As long as the id's in the 3 tables stay in sync, the issue is not noticed, however if one of the id's gets incremented a head of one of the others, the query returns the wrong base parts of the model.

I found this while running 1.2, I also downloaded the 1.4 alpha and noticed the same results.

Change History (5)

comment:1 Changed 4 years ago by akaariai

  • Needs documentation unset
  • Needs tests unset
  • Patch needs improvement unset
  • Triage Stage changed from Unreviewed to Accepted

I can see your point here. There is no guarantee that b_id == m_id which is assumed by the generated code. The bug is not present if you don't have separate primary keys for each of the models. In general I would suggest not defining the additional primary keys, I can't see them serving any purpose.

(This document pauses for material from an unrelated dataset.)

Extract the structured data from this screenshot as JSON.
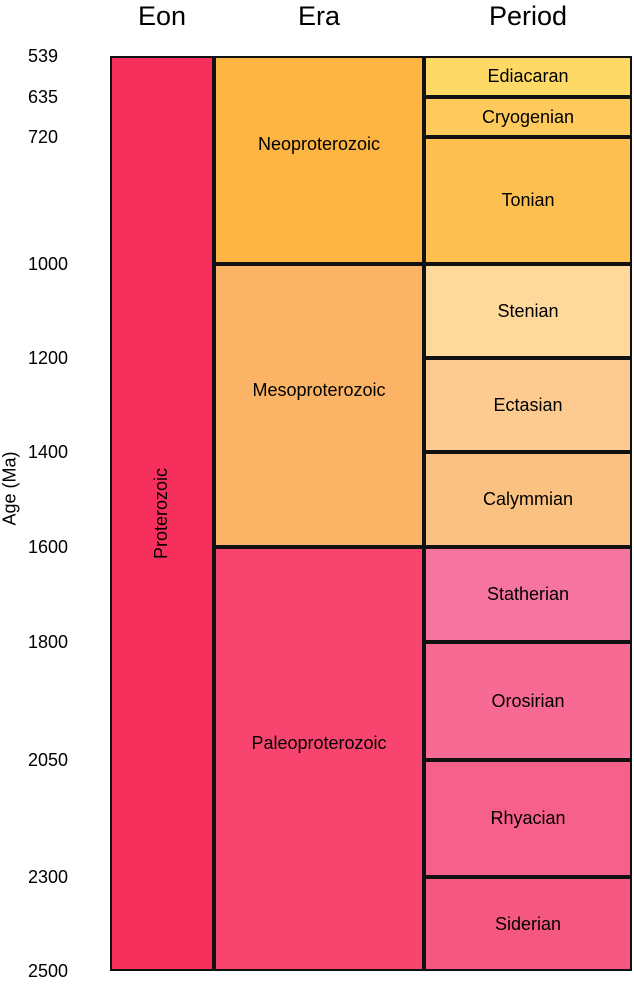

I am marking this as accepted, but I don't think this will be high on the list of things to fix, just because your use case (each model having a new primary key) isn't that common.

comment:2 Changed 4 years ago by phowe

Thanks for the pointer, I should be able to adapt my code in that direction.

Just an FYI I have noticed if I take all of the *_id fields, I this for the joins:

INNER JOIN "example3_base" ON ("example3_top"."middle_ptr_id" = "example3_base"."id")
INNER JOIN "example3_middle" ON ("example3_top"."middle_ptr_id" = "example3_middle"."base_ptr_id")

I guessing that the middle_ptr_id field in the top table should have been created as base_ptr_id (there is no middle id any more).

comment:3 Changed 3 years ago by phowe

fixed by #18174

comment:4 Changed 3 years ago by akaariai

  • Type changed from Uncategorized to Bug

comment:5 Changed 2 months ago by timgraham

  • Resolution set to duplicate
  • Status changed from new to closed

Marking as duplicate of #18174 per comment 3.